À Mbuji-Mayi, l’avenue de la Cathédrale — asphaltée il y a à peine un an — se métamorphose déjà en un dangereux piège. Fissures béantes, affaissements et nids-de-poule colonisent le virage Pakam, à deux pas de l’École Le Palmier. Ce spectacle désolant signe l’échec cuisant d’un chantier censé garantir la mobilité urbaine.

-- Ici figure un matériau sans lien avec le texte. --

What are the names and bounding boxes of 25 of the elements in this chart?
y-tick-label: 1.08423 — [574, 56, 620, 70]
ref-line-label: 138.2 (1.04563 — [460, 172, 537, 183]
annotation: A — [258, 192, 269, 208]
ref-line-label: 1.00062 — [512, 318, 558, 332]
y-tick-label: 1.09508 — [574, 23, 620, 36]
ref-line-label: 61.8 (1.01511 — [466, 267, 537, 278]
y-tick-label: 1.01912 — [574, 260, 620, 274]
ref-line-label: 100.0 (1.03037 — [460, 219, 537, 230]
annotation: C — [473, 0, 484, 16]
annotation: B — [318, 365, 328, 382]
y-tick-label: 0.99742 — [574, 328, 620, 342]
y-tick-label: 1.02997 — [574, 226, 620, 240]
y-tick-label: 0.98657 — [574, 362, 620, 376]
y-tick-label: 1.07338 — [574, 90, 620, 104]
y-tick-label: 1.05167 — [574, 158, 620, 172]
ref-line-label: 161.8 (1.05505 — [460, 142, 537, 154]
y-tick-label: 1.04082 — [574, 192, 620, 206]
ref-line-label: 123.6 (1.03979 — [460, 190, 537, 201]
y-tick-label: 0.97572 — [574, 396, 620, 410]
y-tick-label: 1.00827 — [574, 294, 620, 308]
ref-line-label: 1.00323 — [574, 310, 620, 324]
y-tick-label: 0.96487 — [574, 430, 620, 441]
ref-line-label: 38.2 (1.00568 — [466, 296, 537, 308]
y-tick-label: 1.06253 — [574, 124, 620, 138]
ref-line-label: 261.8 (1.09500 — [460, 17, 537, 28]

Derrière ce fiasco précoce, trois coupables sont pointés du doigt : l’entreprise Safrimex, le maître d’ouvrage délégué OVD (Direction provinciale du Kasaï-Oriental) et le BTC, garant du contrôle technique. Leur mutisme face à ce désastre est une insulte aux contribuables, dont l’argent semble avoir été englouti dans le bitume de mauvaise qualité.

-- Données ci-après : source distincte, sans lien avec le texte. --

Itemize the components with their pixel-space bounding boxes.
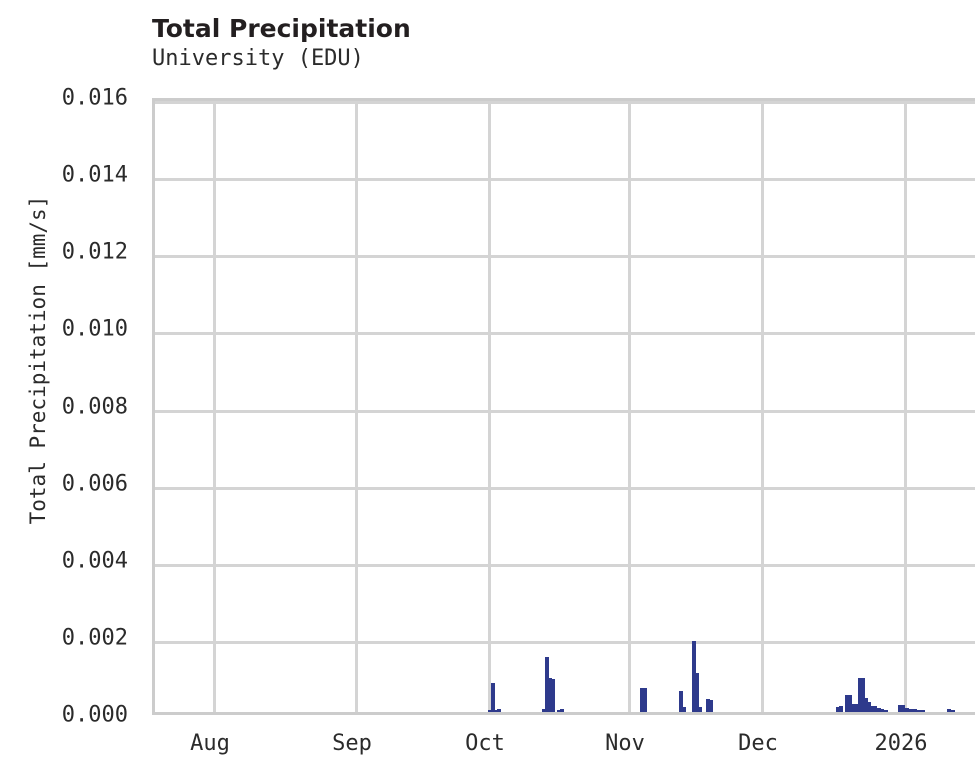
- bar: [951, 709, 955, 712]
- chart-subtitle: University (EDU): [152, 46, 364, 71]
- bar: [898, 704, 902, 712]
- x-axis-tick-label: Oct: [465, 731, 505, 756]
- vertical-gridline: [904, 101, 907, 712]
- bar: [917, 709, 921, 712]
- bar: [548, 677, 552, 712]
- bar: [905, 708, 909, 712]
- x-axis-tick-label: Nov: [605, 731, 645, 756]
- x-axis-tick-label: Sep: [332, 731, 372, 756]
- y-axis-tick-label: 0.016: [61, 85, 128, 111]
- bar: [864, 698, 868, 712]
- x-axis-tick-label: Dec: [738, 731, 778, 756]
- bar: [947, 709, 951, 712]
- bar: [557, 709, 561, 712]
- bar: [921, 710, 925, 712]
- horizontal-gridline: [155, 409, 975, 413]
- bar: [839, 705, 843, 712]
- y-axis-tick-label: 0.006: [61, 471, 128, 497]
- bar: [851, 703, 855, 712]
- horizontal-gridline: [155, 101, 975, 104]
- title-block: Total Precipitation University (EDU): [152, 14, 852, 73]
- bar: [679, 690, 683, 712]
- bar: [494, 709, 498, 712]
- x-axis-tick-labels: Aug Sep Oct Nov Dec 2026: [0, 731, 980, 771]
- plot-area: [152, 98, 975, 715]
- y-axis-tick-labels: 0.000 0.002 0.004 0.006 0.008 0.010 0.012 0.014…: [0, 0, 145, 780]
- bar: [901, 705, 905, 712]
- bar: [706, 699, 710, 712]
- horizontal-gridline: [155, 640, 975, 644]
- plot-inner: [155, 101, 975, 712]
- y-axis-tick-label: 0.012: [61, 239, 128, 265]
- bar: [682, 706, 686, 712]
- vertical-gridline: [488, 101, 491, 712]
- bar: [542, 708, 546, 712]
- vertical-gridline: [213, 101, 216, 712]
- bar: [880, 708, 884, 712]
- bar: [695, 672, 699, 712]
- bar: [698, 707, 702, 712]
- bar: [545, 656, 549, 712]
- x-axis-tick-label: 2026: [874, 731, 928, 756]
- page-title: Total Precipitation: [152, 14, 411, 43]
- y-axis-tick-label: 0.004: [61, 548, 128, 574]
- bar: [836, 706, 840, 712]
- horizontal-gridline: [155, 178, 975, 182]
- y-axis-tick-label: 0.000: [61, 702, 128, 728]
- bar: [845, 695, 849, 712]
- bar: [560, 708, 564, 712]
- bar: [870, 705, 874, 712]
- bar: [491, 683, 495, 712]
- vertical-gridline: [355, 101, 358, 712]
- y-axis-tick-label: 0.010: [61, 316, 128, 342]
- horizontal-gridline: [155, 563, 975, 567]
- bar: [709, 700, 713, 712]
- bar: [640, 687, 644, 712]
- bar: [497, 708, 501, 712]
- bar: [692, 641, 696, 712]
- bar: [858, 677, 862, 712]
- bar: [861, 678, 865, 712]
- vertical-gridline: [761, 101, 764, 712]
- horizontal-gridline: [155, 255, 975, 259]
- bar: [873, 706, 877, 712]
- bar: [643, 688, 647, 712]
- y-axis-tick-label: 0.014: [61, 162, 128, 188]
- vertical-gridline: [628, 101, 631, 712]
- y-axis-tick-label: 0.008: [61, 394, 128, 419]
- bar: [877, 708, 881, 712]
- bar: [913, 709, 917, 712]
- y-axis-label: Total Precipitation [mm/s]: [26, 195, 50, 525]
- bar: [854, 703, 858, 712]
- bar: [909, 708, 913, 712]
- y-axis-tick-label: 0.002: [61, 625, 128, 651]
- horizontal-gridline: [155, 332, 975, 336]
- bar: [884, 709, 888, 712]
- horizontal-gridline: [155, 486, 975, 490]
- x-axis-tick-label: Aug: [190, 731, 230, 756]
- bar: [848, 695, 852, 712]
- bar-series: [155, 101, 975, 712]
- bar: [867, 701, 871, 712]
- bar: [488, 710, 492, 712]
- bar: [551, 679, 555, 712]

Les questions sont brutales et légitimes : comment une infrastructure financée par le Trésor public peut-elle s’effondrer en moins de douze mois ? Où étaient les ingénieurs de l’OVD ? Que surveillait le BTC ? Pourquoi Safrimex livre-t-elle un ouvrage aussi fragile en toute impunité ?
Ce tronçon n’est plus une simple route qui s’effrite : il est le symptôme d’une gouvernance défaillante, d’un système où l’on exécute sans rigueur et où les organes de contrôle ferment les yeux.

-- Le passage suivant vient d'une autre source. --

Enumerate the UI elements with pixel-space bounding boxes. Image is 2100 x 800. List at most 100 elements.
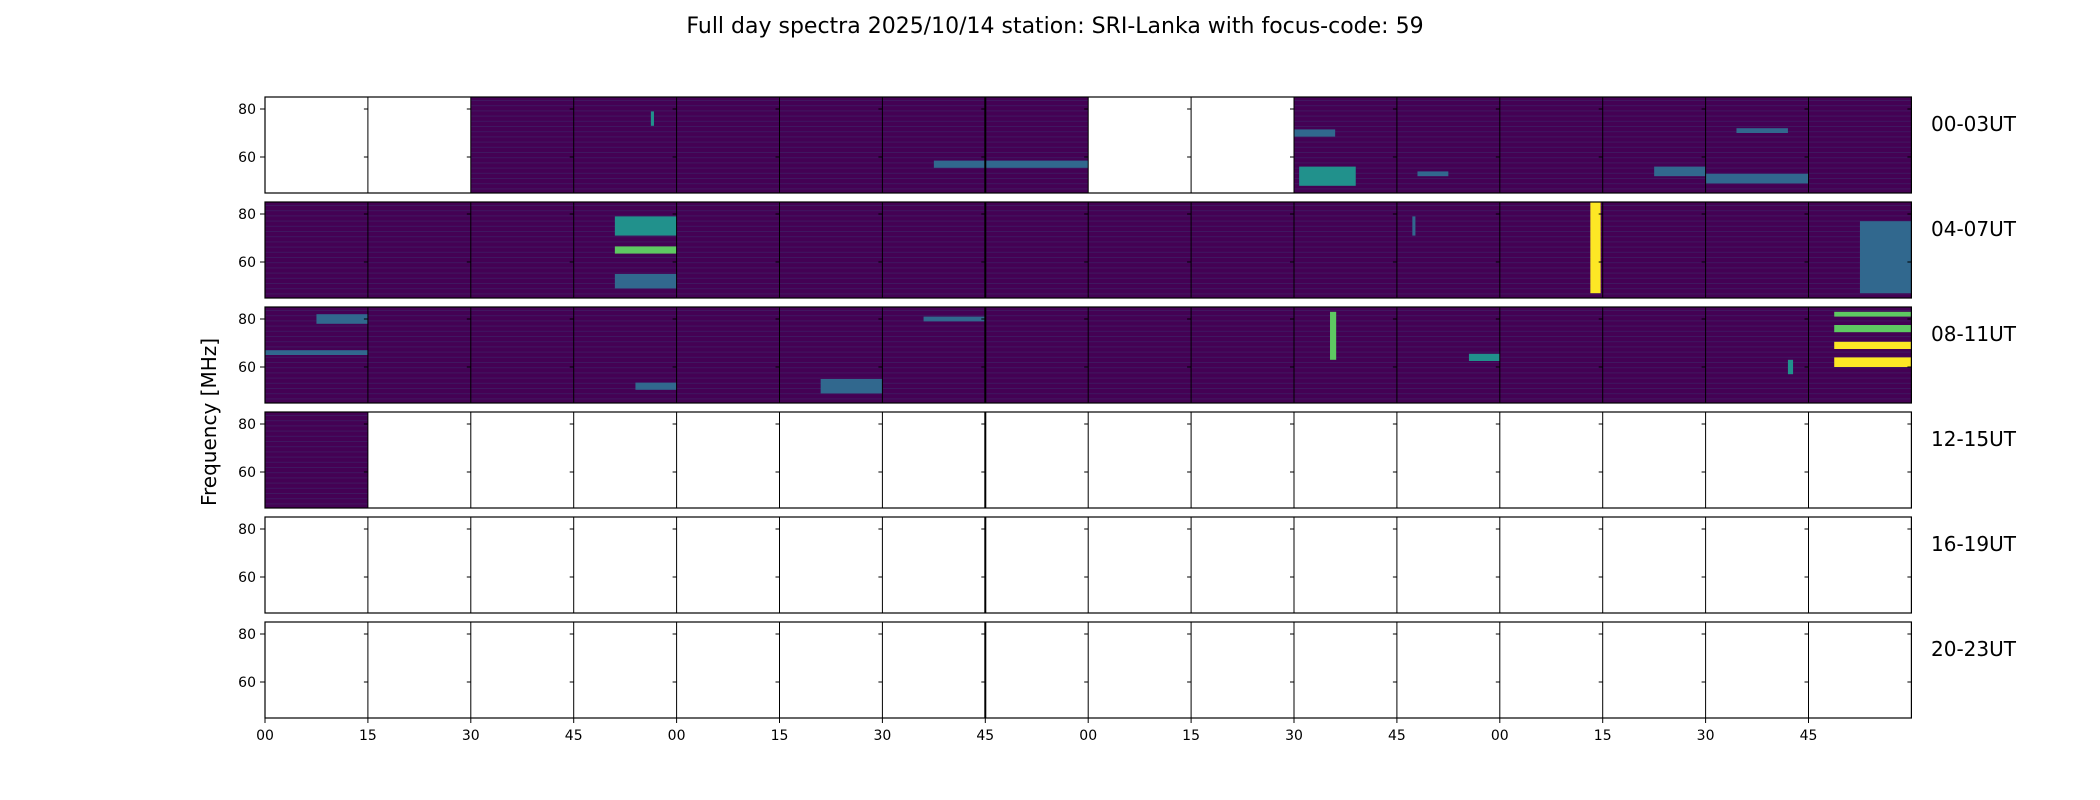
spectrum-texture-line bbox=[1191, 215, 1294, 217]
empty-segment bbox=[1088, 517, 1192, 613]
empty-segment bbox=[1602, 622, 1706, 718]
spectrum-texture-line bbox=[367, 362, 471, 363]
spectrum-texture-line bbox=[1499, 377, 1603, 379]
spectrum-texture-line bbox=[676, 393, 780, 395]
spectrum-texture-line bbox=[470, 110, 574, 112]
spectrum-texture-line bbox=[1191, 210, 1294, 212]
x-tick-label: 15 bbox=[1594, 728, 1612, 744]
spectrum-segment bbox=[985, 202, 1089, 298]
spectrum-texture-line bbox=[985, 288, 1089, 290]
spectrum-texture-line bbox=[1808, 167, 1912, 169]
empty-segment bbox=[265, 97, 368, 193]
spectrum-texture-line bbox=[367, 246, 471, 248]
y-tick-label: 60 bbox=[238, 465, 256, 481]
spectrum-texture-line bbox=[265, 435, 368, 437]
spectrum-texture-line bbox=[779, 146, 883, 148]
spectrum-texture-line bbox=[985, 315, 1089, 317]
x-tick-label: 15 bbox=[1182, 728, 1200, 744]
spectrum-texture-line bbox=[1088, 398, 1192, 400]
empty-segment bbox=[1808, 412, 1912, 508]
spectrum-texture-line bbox=[1294, 315, 1397, 317]
spectrum-texture-line bbox=[265, 346, 368, 348]
spectrum-texture-line bbox=[1808, 205, 1912, 206]
x-tick-label: 15 bbox=[359, 728, 377, 744]
spectrum-texture-line bbox=[779, 162, 883, 164]
spectrum-texture-line bbox=[985, 320, 1089, 322]
spectrum-texture-line bbox=[1705, 336, 1809, 337]
spectrum-texture-line bbox=[367, 377, 471, 379]
spectrum-texture-line bbox=[882, 131, 986, 133]
spectrum-texture-line bbox=[1499, 346, 1603, 348]
spectrum-texture-line bbox=[367, 336, 471, 337]
spectrum-texture-line bbox=[470, 215, 574, 217]
spectrum-texture-line bbox=[1808, 172, 1912, 174]
row-time-label: 20-23UT bbox=[1931, 637, 2017, 661]
spectrum-texture-line bbox=[470, 283, 574, 284]
spectrum-texture-line bbox=[985, 325, 1089, 327]
spectrum-texture-line bbox=[1396, 272, 1500, 274]
spectrum-texture-line bbox=[1808, 220, 1912, 222]
spectrum-texture-line bbox=[367, 225, 471, 227]
spectrum-texture-line bbox=[676, 257, 780, 258]
empty-segment bbox=[1602, 517, 1706, 613]
spectrum-texture-line bbox=[367, 277, 471, 279]
spectrum-texture-line bbox=[779, 126, 883, 127]
spectrum-texture-line bbox=[1602, 126, 1706, 127]
spectrum-texture-line bbox=[1294, 215, 1397, 217]
spectrum-texture-line bbox=[1088, 372, 1192, 374]
spectrum-feature bbox=[1590, 202, 1601, 294]
spectrum-texture-line bbox=[1294, 377, 1397, 379]
spectrum-texture-line bbox=[1191, 257, 1294, 258]
spectrum-texture-line bbox=[265, 220, 368, 222]
spectrum-texture-line bbox=[676, 105, 780, 107]
spectrum-texture-line bbox=[779, 325, 883, 327]
spectrum-texture-line bbox=[676, 210, 780, 212]
spectrum-texture-line bbox=[1808, 367, 1912, 369]
spectrum-feature bbox=[1787, 359, 1794, 375]
spectrum-texture-line bbox=[1191, 241, 1294, 243]
spectrum-feature bbox=[1736, 128, 1788, 133]
spectrum-texture-line bbox=[1705, 251, 1809, 253]
spectrum-texture-line bbox=[1396, 315, 1500, 317]
spectrum-texture-line bbox=[1705, 283, 1809, 284]
spectrum-texture-line bbox=[1705, 330, 1809, 332]
spectrum-texture-line bbox=[1602, 362, 1706, 363]
spectrum-texture-line bbox=[1396, 120, 1500, 122]
spectrum-texture-line bbox=[985, 205, 1089, 206]
spectrum-texture-line bbox=[779, 398, 883, 400]
spectrum-texture-line bbox=[367, 241, 471, 243]
spectrum-texture-line bbox=[1396, 293, 1500, 295]
spectrum-texture-line bbox=[1294, 330, 1397, 332]
spectrum-texture-line bbox=[676, 220, 780, 222]
x-tick-label: 30 bbox=[462, 728, 480, 744]
spectrum-texture-line bbox=[985, 210, 1089, 212]
empty-segment bbox=[985, 517, 1089, 613]
spectrum-texture-line bbox=[779, 293, 883, 295]
empty-segment bbox=[367, 622, 471, 718]
spectrum-texture-line bbox=[1396, 251, 1500, 253]
spectrum-texture-line bbox=[676, 277, 780, 279]
spectrum-segment bbox=[573, 97, 677, 193]
spectrum-segment bbox=[779, 202, 883, 298]
spectrum-texture-line bbox=[470, 372, 574, 374]
spectrum-texture-line bbox=[779, 251, 883, 253]
spectrum-texture-line bbox=[470, 393, 574, 395]
spectrum-texture-line bbox=[676, 351, 780, 353]
spectrum-texture-line bbox=[265, 241, 368, 243]
spectrum-texture-line bbox=[470, 246, 574, 248]
spectrum-texture-line bbox=[676, 231, 780, 232]
spectrum-texture-line bbox=[1294, 210, 1397, 212]
spectrum-texture-line bbox=[1499, 236, 1603, 238]
spectrum-texture-line bbox=[1602, 315, 1706, 317]
empty-segment bbox=[265, 622, 368, 718]
spectrum-texture-line bbox=[1705, 167, 1809, 169]
spectrum-texture-line bbox=[265, 205, 368, 206]
spectrum-texture-line bbox=[882, 251, 986, 253]
spectrum-texture-line bbox=[265, 482, 368, 484]
spectrum-texture-line bbox=[470, 257, 574, 258]
spectrum-texture-line bbox=[1705, 162, 1809, 164]
spectrum-texture-line bbox=[882, 178, 986, 179]
spectrum-texture-line bbox=[1088, 393, 1192, 395]
spectrum-texture-line bbox=[676, 251, 780, 253]
spectrum-texture-line bbox=[1294, 398, 1397, 400]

La dégradation accélérée de l’avenue de la Cathédrale n’est pas un simple défaut technique, c’est le reflet d’une impunité systémique. L’OVD, le BTC et Safrimex portent une responsabilité directe dans ce naufrage. Tant que ces structures ne rendront pas de comptes et ne seront pas sanctionnées, les routes continueront de s’évaporer sous la pluie, entraînant avec elles le peu de confiance qui reste entre les citoyens et l’État.